COLUMBIA, S.C. (AP) — Bree Hall had 11 points and Chloe Kitts scored all her 10 points in the second half as top seed South Carolina pulled away after trailing at halftime to beat ninth-seeded Indiana 64-53 on Sunday in the women’s NCAA Tournament and reach the Sweet 16 for the 11th straight time.
The Gamecocks (32-3) will take on either fourth-seeded Maryland or fifth-seeded Alabama in the Birmingham 2 Regional next week. Those teams play Monday night.
Not that anyone at Colonial Life Arena was locking South Carolina into that game after a dreadful first-half performance where they shot just 10 of 29 and trailed the Hoosiers 26-25 at the break. But the Gamecocks came out on fire in the third quarter, hitting nine of their first 10 shots for a 20-7 run to take control.
Gamecocks coach Dawn Staley said it was a cacophony of player voices during halftime, all identifying what the players had not done the first two quarters and how to get back to being themselves after the break.
“It’s not like a board meeting where there’s one person talking at a time,” Staley said, smiling. “It is chaos.”
Whatever the process, it certainly worked for South Carolina, who hit shot after shot to move in front. When Kitts’ 3-pointer put her team ahead 38-30, she held her arms up in celebration as the cheers rained down.
Hall’s 3-pointer closed the surge to take the game in hand and improve to 18-1 in their past four NCAA Tournaments. The run has included NCAA titles in 2022 and 2024. The team lost to Iowa in the national semifinals in 2023.
“We were all just missing our easy lay-ups, and there wasn’t really flow in game” the first two quarters, Kitts said. “Then the second half, we turned it around.”
Indiana couldn’t get closer than seven points the rest of the way.
Shay Ciezki had 12 points to lead Indiana.
Sania Feagin added 10 points for South Carolina, which improved to 18-0 in home NCAA Tournament games.
Indiana guard Chloe Moore-McNeil said the third quarter, where the Hoosiers got outscored 26-14 and had five of their 16 turnovers, was a mixture of South Carolina stepping up and her team making errors it hadn’t in the first half.
“Obviously, they’re the No. 1 team in the country in terms of transition offense and capitalizing on people’s turnovers,” Moore-McNeil said. “I think, yeah, they did have pressure on us, but at the same time, I think we did have some careless mistakes.”
Takeaways
Indiana: The Hoosiers made sure they wouldn’t get blown out early, but didn’t have enough to handle the deep, talented defending champions over 40 minutes.

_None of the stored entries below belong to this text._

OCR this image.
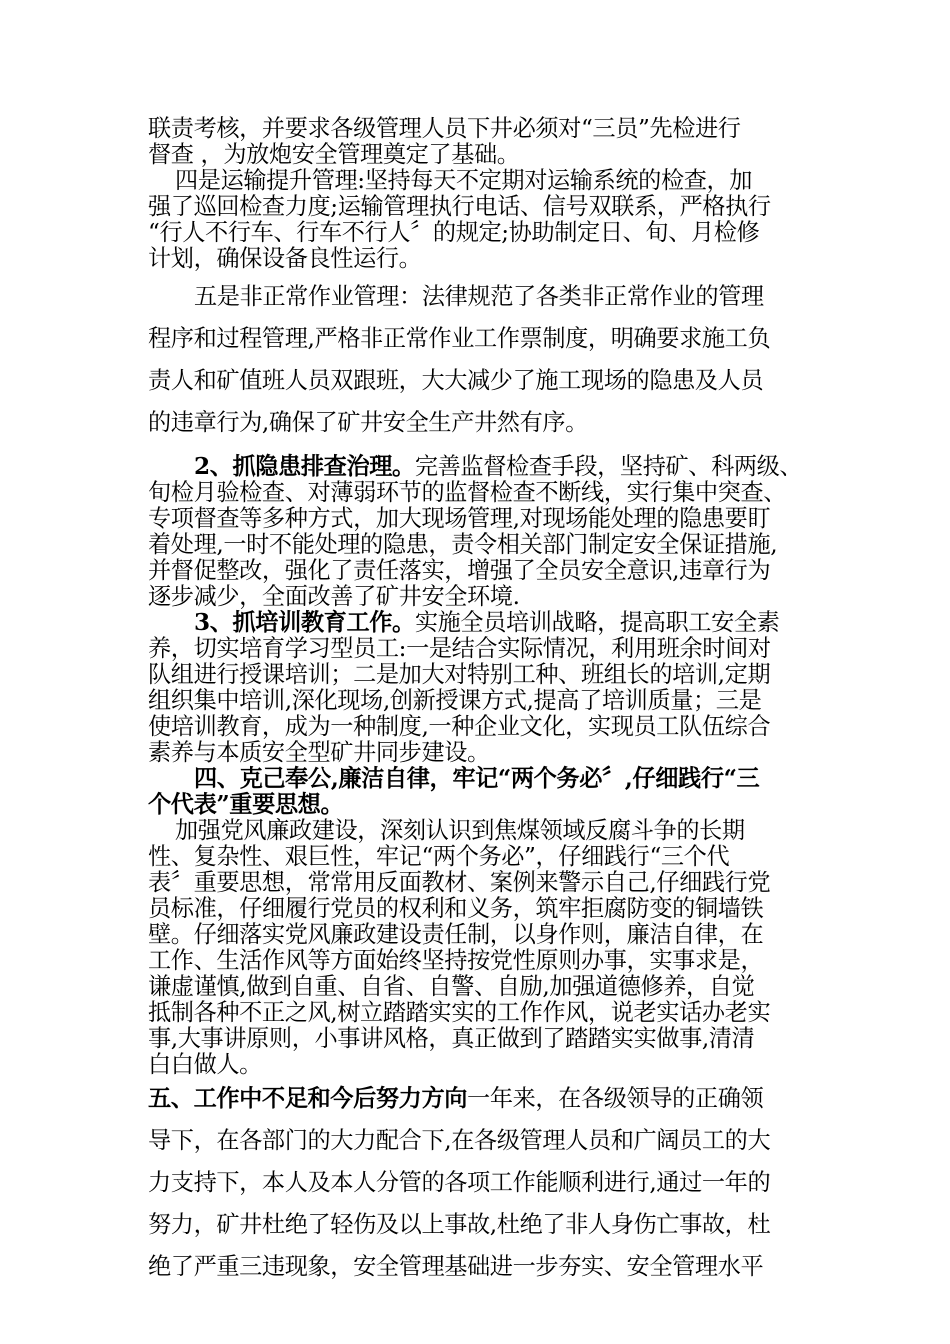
联责考核，并要求各级管理人员下井必须对“三员”先检进行
督查 ，为放炮安全管理奠定了基础。
四是运输提升管理:坚持每天不定期对运输系统的检查，加
强了巡回检查力度;运输管理执行电话、信号双联系，严格执行
“行人不行车、行车不行人〞的规定;协助制定日、旬、月检修
计划，确保设备良性运行。
五是非正常作业管理：法律规范了各类非正常作业的管理
程序和过程管理,严格非正常作业工作票制度，明确要求施工负
责人和矿值班人员双跟班，大大减少了施工现场的隐患及人员
的违章行为,确保了矿井安全生产井然有序。
2、抓隐患排查治理。完善监督检查手段，坚持矿、科两级、
旬检月验检查、对薄弱环节的监督检查不断线，实行集中突查、
专项督查等多种方式，加大现场管理,对现场能处理的隐患要盯
着处理,一时不能处理的隐患，责令相关部门制定安全保证措施,
并督促整改，强化了责任落实，增强了全员安全意识,违章行为
逐步减少，全面改善了矿井安全环境.
3、抓培训教育工作。实施全员培训战略，提高职工安全素
养，切实培育学习型员工:一是结合实际情况，利用班余时间对
队组进行授课培训；二是加大对特别工种、班组长的培训,定期
组织集中培训,深化现场,创新授课方式,提高了培训质量；三是
使培训教育，成为一种制度,一种企业文化，实现员工队伍综合
素养与本质安全型矿井同步建设。
四、克己奉公,廉洁自律，牢记“两个务必〞,仔细践行“三
个代表”重要思想。
加强党风廉政建设，深刻认识到焦煤领域反腐斗争的长期
性、复杂性、艰巨性，牢记“两个务必”，仔细践行“三个代
表〞重要思想，常常用反面教材、案例来警示自己,仔细践行党
员标准，仔细履行党员的权利和义务，筑牢拒腐防变的铜墙铁
壁。仔细落实党风廉政建设责任制，以身作则，廉洁自律，在
工作、生活作风等方面始终坚持按党性原则办事，实事求是，
谦虚谨慎,做到自重、自省、自警、自励,加强道德修养，自觉
抵制各种不正之风,树立踏踏实实的工作作风，说老实话办老实
事,大事讲原则，小事讲风格，真正做到了踏踏实实做事,清清
白白做人。
五、工作中不足和今后努力方向一年来，在各级领导的正确领
导下，在各部门的大力配合下,在各级管理人员和广阔员工的大
力支持下，本人及本人分管的各项工作能顺利进行,通过一年的
努力，矿井杜绝了轻伤及以上事故,杜绝了非人身伤亡事故，杜
绝了严重三违现象，安全管理基础进一步夯实、安全管理水平
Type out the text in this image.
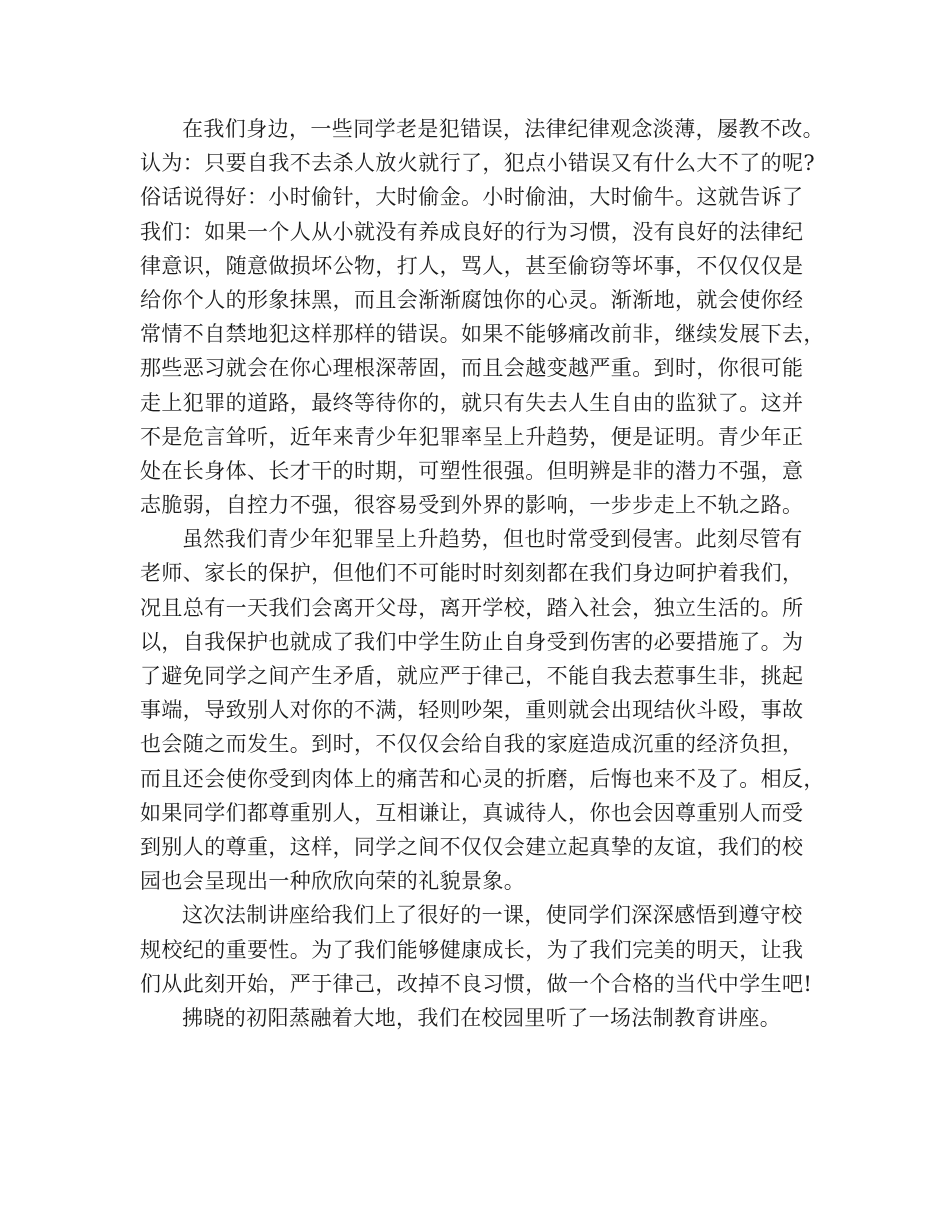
在我们身边，一些同学老是犯错误，法律纪律观念淡薄，屡教不改。
认为：只要自我不去杀人放火就行了，犯点小错误又有什么大不了的呢?
俗话说得好：小时偷针，大时偷金。小时偷油，大时偷牛。这就告诉了
我们：如果一个人从小就没有养成良好的行为习惯，没有良好的法律纪
律意识，随意做损坏公物，打人，骂人，甚至偷窃等坏事，不仅仅仅是
给你个人的形象抹黑，而且会渐渐腐蚀你的心灵。渐渐地，就会使你经
常情不自禁地犯这样那样的错误。如果不能够痛改前非，继续发展下去，
那些恶习就会在你心理根深蒂固，而且会越变越严重。到时，你很可能
走上犯罪的道路，最终等待你的，就只有失去人生自由的监狱了。这并
不是危言耸听，近年来青少年犯罪率呈上升趋势，便是证明。青少年正
处在长身体、长才干的时期，可塑性很强。但明辨是非的潜力不强，意
志脆弱，自控力不强，很容易受到外界的影响，一步步走上不轨之路。
虽然我们青少年犯罪呈上升趋势，但也时常受到侵害。此刻尽管有
老师、家长的保护，但他们不可能时时刻刻都在我们身边呵护着我们，
况且总有一天我们会离开父母，离开学校，踏入社会，独立生活的。所
以，自我保护也就成了我们中学生防止自身受到伤害的必要措施了。为
了避免同学之间产生矛盾，就应严于律己，不能自我去惹事生非，挑起
事端，导致别人对你的不满，轻则吵架，重则就会出现结伙斗殴，事故
也会随之而发生。到时，不仅仅会给自我的家庭造成沉重的经济负担，
而且还会使你受到肉体上的痛苦和心灵的折磨，后悔也来不及了。相反，
如果同学们都尊重别人，互相谦让，真诚待人，你也会因尊重别人而受
到别人的尊重，这样，同学之间不仅仅会建立起真挚的友谊，我们的校
园也会呈现出一种欣欣向荣的礼貌景象。
这次法制讲座给我们上了很好的一课，使同学们深深感悟到遵守校
规校纪的重要性。为了我们能够健康成长，为了我们完美的明天，让我
们从此刻开始，严于律己，改掉不良习惯，做一个合格的当代中学生吧!
拂晓的初阳蒸融着大地，我们在校园里听了一场法制教育讲座。
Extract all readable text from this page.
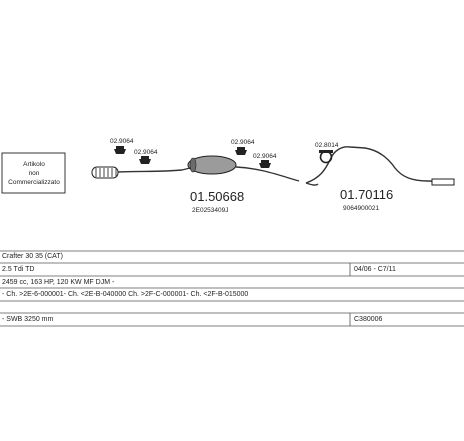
Artikolo
non
Commercializzato
02.9064
02.9064
02.9064
02.9064
02.8014
01.50668
2E0253409J
01.70116
9064900021
Crafter 30 35 (CAT)
2.5 Tdi TD	04/06 - C7/11
2459 cc, 163 HP, 120 KW MF DJM -
- Ch. >2E-6-000001- Ch. <2E-B-040000 Ch. >2F-C-000001- Ch. <2F-B-015000
- SWB 3250 mm	C380006
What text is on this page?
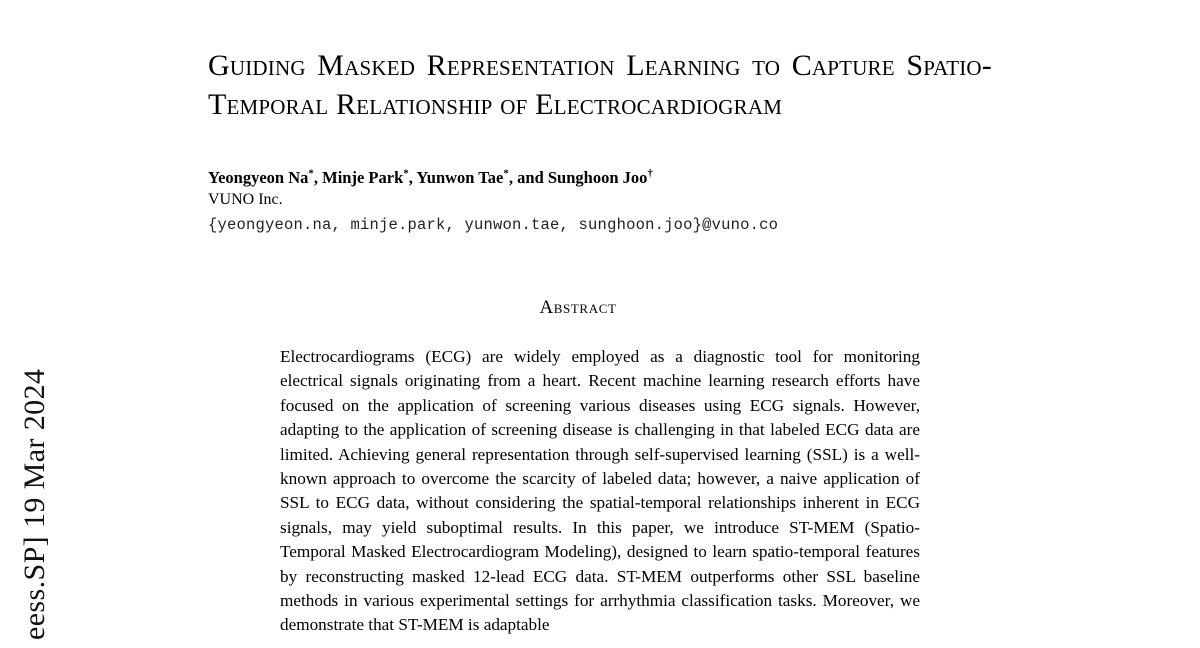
eess.SP] 19 Mar 2024
Guiding Masked Representation Learning to Capture Spatio-Temporal Relationship of Electrocardiogram
Yeongyeon Na*, Minje Park*, Yunwon Tae*, and Sunghoon Joo†
VUNO Inc.
{yeongyeon.na, minje.park, yunwon.tae, sunghoon.joo}@vuno.co
Abstract

Electrocardiograms (ECG) are widely employed as a diagnostic tool for monitoring electrical signals originating from a heart. Recent machine learning research efforts have focused on the application of screening various diseases using ECG signals. However, adapting to the application of screening disease is challenging in that labeled ECG data are limited. Achieving general representation through self-supervised learning (SSL) is a well-known approach to overcome the scarcity of labeled data; however, a naive application of SSL to ECG data, without considering the spatial-temporal relationships inherent in ECG signals, may yield suboptimal results. In this paper, we introduce ST-MEM (Spatio-Temporal Masked Electrocardiogram Modeling), designed to learn spatio-temporal features by reconstructing masked 12-lead ECG data. ST-MEM outperforms other SSL baseline methods in various experimental settings for arrhythmia classification tasks. Moreover, we demonstrate that ST-MEM is adaptable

South Carolina: The Gamecocks got a wake up call from Indiana for a second straight year. After sleeping on a big lead in last year’s Sweet 16 before a 79-75 win, they struggled with the Hoosiers the first two quarters before pulling away. Count on coach Dawn Staley to use that poor first half as a lesson to this team going forward.
Evening it out
Indiana coach Teri Moren said it may be time to reopen discussions about the women’s tournament going to full neutral sites like men’s basketball. Moren said she has felt that advantage, having hosted first- and second-round games at Indiana’s Assembly Hall the past two years.
“I think we’ve got to get to a point where we sort of mirror what the guys do and have neutral sites because matchups matter,” she said. “But home-court advantage matters. Again, I’ve been a recipient.
“So I think that’s going to be something that may change as we move forward with women’s basketball,” she continued.